ALL YOU NEED TO KNOW ABOUT CARE’S UKRAINE CRISIS FUND

By Cyrus Jarvis

For Mission’s seventh issue, we partnered with care.org to provide relief to Ukranian’s fleeing war.

Since Russia invaded Ukraine five months ago, over 6.8 million people have fled to neighboring countries, and more than 8 million have been internally displaced. The situation has turned into a Europe-wide crisis, with money pouring into Ukraine from worldwide donations and refugees sending money back home to support a country suffering from a costly and economically damaging war. One NGO providing donations to efforts in Ukraine is CARE.org, which provides relief to the most vulnerable Ukrainians affected by the conflict. To help alleviate the situation on the ground for those fleeing the war, Mission will contribute $10,000 in profits from Mission’s latest issue to CARE’s Ukraine Crisis Fund.

Many fundraising drives, especially when the invasion first began, were raising money for Ukraine’s military, but CARE.org’s Ukraine Crisis Fund focuses solely on humanitarian aid. “We are not affiliated in any way with military operations,” CARE’s press officer Anisa Husain tells Mission over Zoom.
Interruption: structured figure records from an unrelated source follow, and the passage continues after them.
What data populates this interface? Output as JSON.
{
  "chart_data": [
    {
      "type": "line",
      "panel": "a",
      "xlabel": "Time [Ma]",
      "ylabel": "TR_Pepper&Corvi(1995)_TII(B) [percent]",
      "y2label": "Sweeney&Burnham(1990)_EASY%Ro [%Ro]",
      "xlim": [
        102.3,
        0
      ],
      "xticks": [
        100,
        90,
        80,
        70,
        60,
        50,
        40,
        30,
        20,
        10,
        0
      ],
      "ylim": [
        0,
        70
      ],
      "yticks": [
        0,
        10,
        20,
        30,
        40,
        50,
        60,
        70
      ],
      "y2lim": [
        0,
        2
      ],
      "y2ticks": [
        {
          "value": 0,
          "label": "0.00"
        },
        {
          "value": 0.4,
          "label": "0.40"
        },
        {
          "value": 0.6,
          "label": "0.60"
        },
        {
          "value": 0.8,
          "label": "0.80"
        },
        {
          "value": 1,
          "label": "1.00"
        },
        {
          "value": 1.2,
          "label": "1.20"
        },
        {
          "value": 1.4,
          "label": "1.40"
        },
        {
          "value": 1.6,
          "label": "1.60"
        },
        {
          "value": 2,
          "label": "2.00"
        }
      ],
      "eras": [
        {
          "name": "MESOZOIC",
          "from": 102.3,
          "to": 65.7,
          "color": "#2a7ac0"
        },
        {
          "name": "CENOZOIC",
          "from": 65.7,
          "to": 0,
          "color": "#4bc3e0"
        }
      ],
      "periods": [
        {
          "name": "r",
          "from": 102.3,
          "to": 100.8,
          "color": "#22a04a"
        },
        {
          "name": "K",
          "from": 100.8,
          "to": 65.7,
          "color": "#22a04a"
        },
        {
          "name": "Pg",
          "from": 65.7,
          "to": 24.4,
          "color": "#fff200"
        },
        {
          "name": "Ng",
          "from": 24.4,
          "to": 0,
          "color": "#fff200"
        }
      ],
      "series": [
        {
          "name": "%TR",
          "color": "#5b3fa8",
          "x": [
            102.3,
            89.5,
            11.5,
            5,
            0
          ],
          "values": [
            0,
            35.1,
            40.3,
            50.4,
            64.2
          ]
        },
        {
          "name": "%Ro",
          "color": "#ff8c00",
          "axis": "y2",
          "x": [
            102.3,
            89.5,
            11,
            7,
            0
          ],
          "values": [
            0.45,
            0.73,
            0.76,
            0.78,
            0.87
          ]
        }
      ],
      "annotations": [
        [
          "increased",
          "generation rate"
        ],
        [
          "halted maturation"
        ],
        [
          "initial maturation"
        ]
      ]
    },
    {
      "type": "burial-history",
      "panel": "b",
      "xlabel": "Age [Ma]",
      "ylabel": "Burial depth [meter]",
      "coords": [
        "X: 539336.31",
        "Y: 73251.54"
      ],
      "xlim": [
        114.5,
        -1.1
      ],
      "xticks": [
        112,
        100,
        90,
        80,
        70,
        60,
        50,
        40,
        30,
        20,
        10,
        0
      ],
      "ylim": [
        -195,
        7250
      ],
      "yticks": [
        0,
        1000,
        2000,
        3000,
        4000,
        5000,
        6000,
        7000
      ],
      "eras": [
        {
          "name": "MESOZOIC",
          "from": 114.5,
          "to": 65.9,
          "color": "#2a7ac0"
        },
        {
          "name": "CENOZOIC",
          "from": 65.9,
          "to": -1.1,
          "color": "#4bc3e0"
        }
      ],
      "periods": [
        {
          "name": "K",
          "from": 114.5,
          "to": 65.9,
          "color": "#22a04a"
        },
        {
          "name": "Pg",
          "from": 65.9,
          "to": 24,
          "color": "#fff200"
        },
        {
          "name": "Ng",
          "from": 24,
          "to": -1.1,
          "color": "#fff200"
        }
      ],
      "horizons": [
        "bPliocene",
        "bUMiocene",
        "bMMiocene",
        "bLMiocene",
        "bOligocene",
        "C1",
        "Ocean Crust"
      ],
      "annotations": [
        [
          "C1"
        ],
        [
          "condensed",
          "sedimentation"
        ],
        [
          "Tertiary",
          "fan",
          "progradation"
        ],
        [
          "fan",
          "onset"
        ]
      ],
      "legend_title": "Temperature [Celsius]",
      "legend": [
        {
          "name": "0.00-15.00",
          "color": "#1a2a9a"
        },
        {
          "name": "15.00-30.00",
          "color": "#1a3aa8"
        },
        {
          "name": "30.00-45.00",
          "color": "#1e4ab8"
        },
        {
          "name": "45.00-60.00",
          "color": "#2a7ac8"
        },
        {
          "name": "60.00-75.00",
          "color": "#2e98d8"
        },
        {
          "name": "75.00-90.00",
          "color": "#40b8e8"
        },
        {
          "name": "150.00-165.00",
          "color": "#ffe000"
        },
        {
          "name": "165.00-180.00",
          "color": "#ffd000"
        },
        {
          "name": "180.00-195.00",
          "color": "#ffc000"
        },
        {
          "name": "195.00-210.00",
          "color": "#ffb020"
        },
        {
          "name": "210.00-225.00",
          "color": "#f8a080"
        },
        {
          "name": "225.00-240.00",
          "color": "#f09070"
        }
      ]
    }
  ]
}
Mission’s donation will go directly to the charity’s program in Poland to provide aid to families who sought safety there (Poland, which borders Ukraine, has been the primary destination for those fleeing the conflict.) According to Anisa, this includes “shelter, cash cards, and the CARE teacher program,” for which 600 Ukrainian-speaking teachers have been hired since April to help refugee children acclimate to schools in Poland. Daria Khrystenko is a teacher who speaks Polish and Ukrainian who participated in the program. “when children come, and they are of course traumatized, they don’t speak the [Polish] language, and they are with new people, it’s good to have Ukrainian teachers.” She talks about the benefits for the adults, providing jobs for Ukrainian teachers fleeing the war, and giving peace of mind to refugee parents. “It’s good for parents because they know they can trust that there is someone to talk to in their language. It happened to me when I was teaching at a school – the parents would text me and call me asking all kinds of questions: how to apply for this, how to do that. There were many questions, so it’s good for parents to have someone to communicate with in their own language.” Khrystenko explains. Effectively, she became a community liaison figure for other refugees. Thanks to her, Ukrainian children are excited to go to school, which allows their parents to focus on finding work to support themselves, as government assistance is relatively small, and most are single women who had to leave their partners behind to serve in the Ukrainian military.

In addition to CARE’s Poland chapter, the charity strives to support those still in Ukraine via its German arm, CARE Germany. Raegan Hodge, who is in Poland working as part of CARE’s crisis response, says that a total of 380,932 people still in Ukraine have been reached with humanitarian assistance, “most of which is food assistance in the cities of Chernihiv, Sumy, Kyiv and Kharkiv and well as psychosocial support, health, and other services.” CARE.ORG has been working with local organizations and services that are experienced and know the land best, as well as the Slovakian and Ukrainian Red Crosses, who all need added capacity and funds. Notably, they have been working with Lyudmyla Yankina, a 38-year-old woman who lives in an emergency shelter in a basement in Kyiv. As a one-woman charity, she transports food, medicine, and other desperately needed supplies to people as far as 150 kilometers away who have no one else to care for them. “I pray every day that the missiles lying on the roads don’t explode while we are driving along there,” she tells CARE. Lyudmyla, with other volunteers, delivers up to 2,000 meals daily and visits 200 people who need regular medication at home. She has a medical background as a nurse, so she refuses to evacuate Ukraine to do what she can to help those left behind during the conflict.

But despite the world’s well-documented efforts to assist those in need, help is dwindling. “At first, there was so much generosity. Ukraine was all over the news, people were responsive, people were opening up their homes, if anyone spoke a little Russian or Ukrainian, they were working in train stations or bringing food to pick-up sites, but unfortunately, we’re four months in now, and there’s been a bit of fatigue in Polish society, which there’s bound to be,” says Hodge.

She talks of a “second wave of issues with accommodation, particularly as the situation is rapidly deteriorating in the east of Ukraine, causing many refugees to arrive in Poland more traumatized and vulnerable. “Now is when they need help most, and it’s now that resources are also getting stretched thin. Every person also has their individual needs… and you need personalized support. It takes a lot of people and a lot of capacity to really help people in the way they need.” Because of this, CARE is trying to strategize, working with governments and other organizations to position themselves as a backup to provide long-lasting support when NGOs and volunteers become fatigued.